Plain packaging became a massive and very public battle. I am not sure that she knew the global tobacco industry would be as vicious, dishonest and manipulative as those of us who have worked on tobacco over the years have come to expect, or that she realised just how massively they would resource their campaign or how much they and their allies would try to vilify her personally. But she understood that this was compelling evidence of their fears about the likely impact of plain packaging, and their desperate concern about the precedent being set for other countries. She battled on, well supported by her Department, and driven, no doubt, by her personal experience of a father who died young because he smoked, as well as by the overwhelming scientific evidence.

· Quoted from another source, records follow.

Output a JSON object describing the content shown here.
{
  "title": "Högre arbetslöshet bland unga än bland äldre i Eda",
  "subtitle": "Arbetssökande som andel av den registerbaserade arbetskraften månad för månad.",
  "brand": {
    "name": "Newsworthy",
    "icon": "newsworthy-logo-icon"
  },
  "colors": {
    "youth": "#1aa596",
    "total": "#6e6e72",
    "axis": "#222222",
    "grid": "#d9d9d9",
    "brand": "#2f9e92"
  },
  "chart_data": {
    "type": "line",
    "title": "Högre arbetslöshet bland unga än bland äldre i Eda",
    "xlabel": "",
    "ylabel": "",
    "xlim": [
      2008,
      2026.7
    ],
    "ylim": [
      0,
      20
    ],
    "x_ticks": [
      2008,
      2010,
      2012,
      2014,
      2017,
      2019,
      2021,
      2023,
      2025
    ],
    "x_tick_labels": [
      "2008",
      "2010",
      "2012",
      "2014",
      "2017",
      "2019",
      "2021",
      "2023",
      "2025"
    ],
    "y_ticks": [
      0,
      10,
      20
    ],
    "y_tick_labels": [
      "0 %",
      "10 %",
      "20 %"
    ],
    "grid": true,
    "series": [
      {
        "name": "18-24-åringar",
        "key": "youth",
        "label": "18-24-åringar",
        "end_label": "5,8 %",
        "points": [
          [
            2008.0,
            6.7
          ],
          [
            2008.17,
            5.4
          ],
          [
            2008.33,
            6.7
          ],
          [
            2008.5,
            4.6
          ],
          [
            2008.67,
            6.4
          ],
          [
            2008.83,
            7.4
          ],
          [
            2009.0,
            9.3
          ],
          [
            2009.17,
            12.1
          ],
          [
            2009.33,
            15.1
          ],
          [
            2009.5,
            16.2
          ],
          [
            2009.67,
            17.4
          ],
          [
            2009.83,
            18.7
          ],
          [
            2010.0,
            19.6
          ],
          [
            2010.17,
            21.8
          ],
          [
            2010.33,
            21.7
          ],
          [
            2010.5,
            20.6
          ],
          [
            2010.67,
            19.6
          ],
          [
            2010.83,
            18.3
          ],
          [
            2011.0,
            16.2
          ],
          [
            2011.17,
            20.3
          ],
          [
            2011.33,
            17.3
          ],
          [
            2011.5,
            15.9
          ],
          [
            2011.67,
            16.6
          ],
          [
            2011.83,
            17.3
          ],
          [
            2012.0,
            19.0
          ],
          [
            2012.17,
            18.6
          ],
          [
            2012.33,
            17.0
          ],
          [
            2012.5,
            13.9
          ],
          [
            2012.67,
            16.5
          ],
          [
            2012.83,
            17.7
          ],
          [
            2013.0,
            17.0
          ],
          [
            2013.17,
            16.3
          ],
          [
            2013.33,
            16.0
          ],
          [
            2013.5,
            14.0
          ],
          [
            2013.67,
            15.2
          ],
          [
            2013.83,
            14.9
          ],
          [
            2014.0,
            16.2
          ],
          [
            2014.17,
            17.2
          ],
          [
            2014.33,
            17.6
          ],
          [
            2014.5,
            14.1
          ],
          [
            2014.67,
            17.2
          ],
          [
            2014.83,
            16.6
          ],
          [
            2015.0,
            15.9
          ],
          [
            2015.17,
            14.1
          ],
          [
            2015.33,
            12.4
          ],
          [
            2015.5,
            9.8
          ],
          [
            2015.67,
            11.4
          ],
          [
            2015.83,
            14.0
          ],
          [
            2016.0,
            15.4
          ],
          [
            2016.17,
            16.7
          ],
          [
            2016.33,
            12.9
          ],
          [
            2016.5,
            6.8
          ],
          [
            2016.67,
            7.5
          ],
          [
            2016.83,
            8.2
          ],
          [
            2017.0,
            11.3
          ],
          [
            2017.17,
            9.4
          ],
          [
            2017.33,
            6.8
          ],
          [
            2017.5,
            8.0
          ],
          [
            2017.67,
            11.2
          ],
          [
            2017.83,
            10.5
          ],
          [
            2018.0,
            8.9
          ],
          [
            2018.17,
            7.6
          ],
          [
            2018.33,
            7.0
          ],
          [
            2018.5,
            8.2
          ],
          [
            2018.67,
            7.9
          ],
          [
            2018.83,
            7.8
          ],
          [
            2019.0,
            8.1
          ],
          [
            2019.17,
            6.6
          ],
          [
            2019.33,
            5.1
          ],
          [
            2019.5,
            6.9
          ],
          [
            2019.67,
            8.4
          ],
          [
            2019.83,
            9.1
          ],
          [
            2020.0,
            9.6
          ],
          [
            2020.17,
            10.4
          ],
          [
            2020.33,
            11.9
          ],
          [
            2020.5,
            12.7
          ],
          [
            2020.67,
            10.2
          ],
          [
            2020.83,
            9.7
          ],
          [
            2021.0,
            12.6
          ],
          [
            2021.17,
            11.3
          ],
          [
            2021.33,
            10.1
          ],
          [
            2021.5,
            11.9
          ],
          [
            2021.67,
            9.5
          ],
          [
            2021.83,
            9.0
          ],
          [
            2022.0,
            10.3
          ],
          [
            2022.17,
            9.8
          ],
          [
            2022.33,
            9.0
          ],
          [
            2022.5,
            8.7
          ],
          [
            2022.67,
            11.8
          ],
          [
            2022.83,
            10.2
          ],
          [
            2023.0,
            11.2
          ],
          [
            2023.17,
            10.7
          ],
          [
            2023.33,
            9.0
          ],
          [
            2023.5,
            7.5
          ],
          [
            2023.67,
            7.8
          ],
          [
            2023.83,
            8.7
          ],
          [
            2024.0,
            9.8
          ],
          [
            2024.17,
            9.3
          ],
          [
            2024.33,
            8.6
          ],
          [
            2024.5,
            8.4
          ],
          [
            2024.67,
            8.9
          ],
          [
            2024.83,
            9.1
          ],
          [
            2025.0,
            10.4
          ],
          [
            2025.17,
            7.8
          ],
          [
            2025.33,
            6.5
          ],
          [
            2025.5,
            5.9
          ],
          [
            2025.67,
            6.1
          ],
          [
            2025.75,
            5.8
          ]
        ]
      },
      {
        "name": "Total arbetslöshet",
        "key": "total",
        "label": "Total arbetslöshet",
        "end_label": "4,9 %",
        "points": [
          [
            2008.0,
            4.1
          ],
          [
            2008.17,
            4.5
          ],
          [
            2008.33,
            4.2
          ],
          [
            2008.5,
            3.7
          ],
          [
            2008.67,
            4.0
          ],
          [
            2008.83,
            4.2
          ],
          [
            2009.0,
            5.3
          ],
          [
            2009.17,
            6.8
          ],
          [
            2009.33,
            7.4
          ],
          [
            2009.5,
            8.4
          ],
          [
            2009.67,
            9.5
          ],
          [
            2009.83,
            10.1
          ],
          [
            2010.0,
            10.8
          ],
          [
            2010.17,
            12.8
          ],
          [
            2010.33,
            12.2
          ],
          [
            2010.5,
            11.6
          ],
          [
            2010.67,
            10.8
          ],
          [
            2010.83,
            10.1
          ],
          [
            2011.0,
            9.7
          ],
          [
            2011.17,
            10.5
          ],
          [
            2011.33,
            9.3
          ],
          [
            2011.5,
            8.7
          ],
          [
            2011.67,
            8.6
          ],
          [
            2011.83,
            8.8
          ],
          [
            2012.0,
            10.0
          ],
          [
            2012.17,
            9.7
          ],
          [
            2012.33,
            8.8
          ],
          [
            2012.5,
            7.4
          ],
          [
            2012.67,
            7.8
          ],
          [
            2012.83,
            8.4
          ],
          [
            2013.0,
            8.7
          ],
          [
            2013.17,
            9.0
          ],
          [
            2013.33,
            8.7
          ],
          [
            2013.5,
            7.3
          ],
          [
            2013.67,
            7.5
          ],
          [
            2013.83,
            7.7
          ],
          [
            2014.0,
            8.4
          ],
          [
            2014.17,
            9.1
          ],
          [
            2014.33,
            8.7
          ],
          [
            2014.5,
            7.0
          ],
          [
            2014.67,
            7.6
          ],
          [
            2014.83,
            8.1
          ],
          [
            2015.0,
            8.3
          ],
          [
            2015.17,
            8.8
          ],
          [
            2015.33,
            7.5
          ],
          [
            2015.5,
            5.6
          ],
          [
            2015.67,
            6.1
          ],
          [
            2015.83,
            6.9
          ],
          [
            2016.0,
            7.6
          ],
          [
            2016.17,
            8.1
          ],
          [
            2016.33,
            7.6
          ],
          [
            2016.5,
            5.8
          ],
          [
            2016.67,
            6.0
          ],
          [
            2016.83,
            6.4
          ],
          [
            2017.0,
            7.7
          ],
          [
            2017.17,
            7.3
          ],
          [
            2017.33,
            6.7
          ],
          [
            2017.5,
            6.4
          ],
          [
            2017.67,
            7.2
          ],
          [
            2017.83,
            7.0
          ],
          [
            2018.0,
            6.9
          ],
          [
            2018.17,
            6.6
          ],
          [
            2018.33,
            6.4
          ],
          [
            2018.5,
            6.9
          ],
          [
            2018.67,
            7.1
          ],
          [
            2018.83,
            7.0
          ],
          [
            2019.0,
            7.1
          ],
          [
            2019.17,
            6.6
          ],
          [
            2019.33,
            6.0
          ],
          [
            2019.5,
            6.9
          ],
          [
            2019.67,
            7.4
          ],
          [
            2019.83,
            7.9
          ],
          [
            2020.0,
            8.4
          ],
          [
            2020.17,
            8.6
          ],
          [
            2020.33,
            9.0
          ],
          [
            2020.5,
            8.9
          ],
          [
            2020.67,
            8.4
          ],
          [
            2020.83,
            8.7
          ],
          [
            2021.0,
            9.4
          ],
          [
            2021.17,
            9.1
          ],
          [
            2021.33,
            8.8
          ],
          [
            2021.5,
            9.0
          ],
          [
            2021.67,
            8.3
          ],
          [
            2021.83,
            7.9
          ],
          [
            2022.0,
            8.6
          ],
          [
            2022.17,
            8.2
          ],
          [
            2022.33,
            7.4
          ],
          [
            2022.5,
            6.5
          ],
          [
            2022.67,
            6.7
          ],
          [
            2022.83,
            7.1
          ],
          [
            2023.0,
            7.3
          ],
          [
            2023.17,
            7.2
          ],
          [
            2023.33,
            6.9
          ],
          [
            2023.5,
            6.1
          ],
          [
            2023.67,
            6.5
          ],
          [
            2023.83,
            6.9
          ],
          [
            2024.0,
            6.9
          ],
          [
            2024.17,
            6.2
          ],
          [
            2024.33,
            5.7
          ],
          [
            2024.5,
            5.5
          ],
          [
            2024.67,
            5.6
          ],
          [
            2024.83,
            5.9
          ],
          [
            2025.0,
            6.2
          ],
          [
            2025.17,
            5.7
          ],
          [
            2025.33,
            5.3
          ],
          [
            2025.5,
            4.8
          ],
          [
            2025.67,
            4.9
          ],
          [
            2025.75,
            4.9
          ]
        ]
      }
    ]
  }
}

She won all the battles: the health evidence; the case for plain packaging; universal health support; strong community support; cross-party support in the Parliament; and a convincing win in the High Court. She also won the appreciation of the global public health community, with major awards from health groups in Australia, in the US and from the World Health Organization. Equally important, Australia’s plain packaging initiative has played an essential role in revitalizing global action on tobacco, showing that Big Tobacco can be defeated on its most treasured territory – the pack itself. When she moved to the Attorney General portfolio, she took the tobacco legal action with her – and won resoundingly.
Tobacco was not her only successful prevention campaign. On the alcopops tax she took on and defeated the spirits industry – as tough as Big Tobacco – alongside a commitment, following negotiations with the Greens, to extra funding for alcohol programs. She established the National Preventative Health Agency with significant funding, in the first instance to address tobacco, obesity and alcohol. She oversaw the biggest ever commitment of new funding to states and territories for prevention programs through COAG.
There is always more to do in prevention, and public health advocates will always press for more action to reduce unnecessary deaths and ill health. The Prevention Taskforce report provides an evidence-based blueprint for action on alcohol and obesity, as it did for tobacco: there is now a clear basis for action by governments and advocacy by the public health community. The alcohol and junk food industries are as powerful as tobacco (maybe even more), and there is great need for action in these areas as in others. But a realistic assessment must recognise that, especially in a minority government, there is a limit to the number of hard targets any Minister can take on at once.
Nicola Roxon’s prevention legacy is secure. She put prevention on the map, provided legislation and funding, led the world in tobacco control, took on and defeated Big Tobacco as both Health Minister and Attorney General, and developed the roadmap for action on alcohol and obesity. She can take pride in her record, and we can take pride in a Minister who achieved so much for public health.
Mike Daube is Professor of Health Policy at Curtin University and Director of the Public Health Advocacy Institute and the McCusker Centre for Action on Alcohol and Youth. Before moving to Curtin in 2005 he was Director General of Health for WA and Chair of the National Public Health Partnership. He is President of the Australian Council on Smoking and Health (ACOSH) and Co-Chair of the National Alliance for Action on Alcohol.